In [ ]:
#@title Licensed under the Apache License, Version 2.0 (the "License");
# you may not use this file except in compliance with the License.
# You may obtain a copy of the License at
#
# https://www.apache.org/licenses/LICENSE-2.0
#
# Unless required by applicable law or agreed to in writing, software
# distributed under the License is distributed on an "AS IS" BASIS,
# WITHOUT WARRANTIES OR CONDITIONS OF ANY KIND, either express or implied.
# See the License for the specific language governing permissions and
# limitations under the License.

Text classification with TensorFlow Lite Model Maker

The TensorFlow Lite Model Maker library simplifies the process of adapting and converting a TensorFlow neural-network model to particular input data when deploying this model for on-device ML applications.

This notebook shows an end-to-end example that utilizes this Model Maker library to illustrate the adaption and conversion of a commonly-used text classification model to classify movie reviews on a mobile device.

Prerequisites

To run this example, we first need to install several required packages, including Model Maker package that in github repo.


In [ ]:
!pip install git+https://github.com/tensorflow/examples.git#egg=tensorflow-examples[model_maker]

Import the required packages.


In [ ]:
import numpy as np
import os

import tensorflow as tf
assert tf.__version__.startswith('2')

from tensorflow_examples.lite.model_maker.core.data_util.text_dataloader import TextClassifierDataLoader
from tensorflow_examples.lite.model_maker.core.task.model_spec import AverageWordVecModelSpec
from tensorflow_examples.lite.model_maker.core.task.model_spec import BertClassifierModelSpec
from tensorflow_examples.lite.model_maker.core.task import text_classifier

Simple End-to-End Example

Get the data path

Let's get some texts to play with this simple end-to-end example.


In [ ]:
data_path = tf.keras.utils.get_file(
      fname='aclImdb',
      origin='http://ai.stanford.edu/~amaas/data/sentiment/aclImdb_v1.tar.gz',
      untar=True)

You could replace it with your own text folders. As for uploading data to colab, you could find the upload button in the left sidebar shown in the image below with the red rectangle. Just have a try to upload a zip file and unzip it. The root file path is the current path.

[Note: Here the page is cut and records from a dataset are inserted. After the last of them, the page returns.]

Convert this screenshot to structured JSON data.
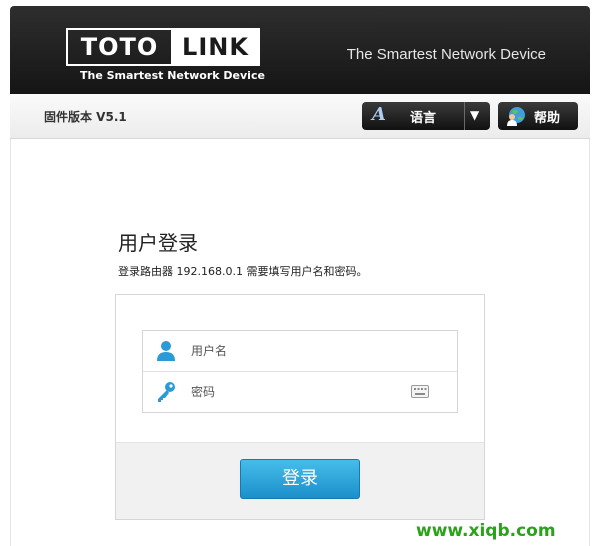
{
  "header": {
    "logo_left": "TOTO",
    "logo_right": "LINK",
    "logo_tagline": "The Smartest Network Device",
    "slogan": "The Smartest Network Device"
  },
  "toolbar": {
    "firmware_version": "固件版本 V5.1",
    "language_icon_glyph": "A",
    "language_label": "语言",
    "language_caret": "▼",
    "help_label": "帮助"
  },
  "login": {
    "title": "用户登录",
    "description": "登录路由器 192.168.0.1 需要填写用户名和密码。",
    "username_placeholder": "用户名",
    "password_placeholder": "密码",
    "submit_label": "登录"
  },
  "icons": {
    "language": "language-icon",
    "help": "globe-user-icon",
    "username": "user-icon",
    "password": "key-icon",
    "keyboard": "keyboard-icon"
  },
  "colors": {
    "header_bg": "#1f1f1f",
    "accent_blue": "#2a9bd6",
    "login_button": "#2aa5dd"
  },
  "watermark": "www.xiqb.com"
}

If you prefer not to upload your images to the cloud, you could try to run the library locally following the guide in github.

Run the example

The example just consists of 6 lines of code as shown below, representing 5 steps of the overall process.

Step 0. Choose a model_spec that represents a model for text classifier.


In [ ]:
model_spec = AverageWordVecModelSpec()

Step 1. Load train and test data specific to an on-device ML app and preprocess the data according to specific model_spec.


In [ ]:
train_data = TextClassifierDataLoader.from_folder(os.path.join(data_path, 'train'), model_spec=model_spec, class_labels=['pos', 'neg'])
test_data = TextClassifierDataLoader.from_folder(os.path.join(data_path, 'test'), model_spec=model_spec, is_training=False, shuffle=False)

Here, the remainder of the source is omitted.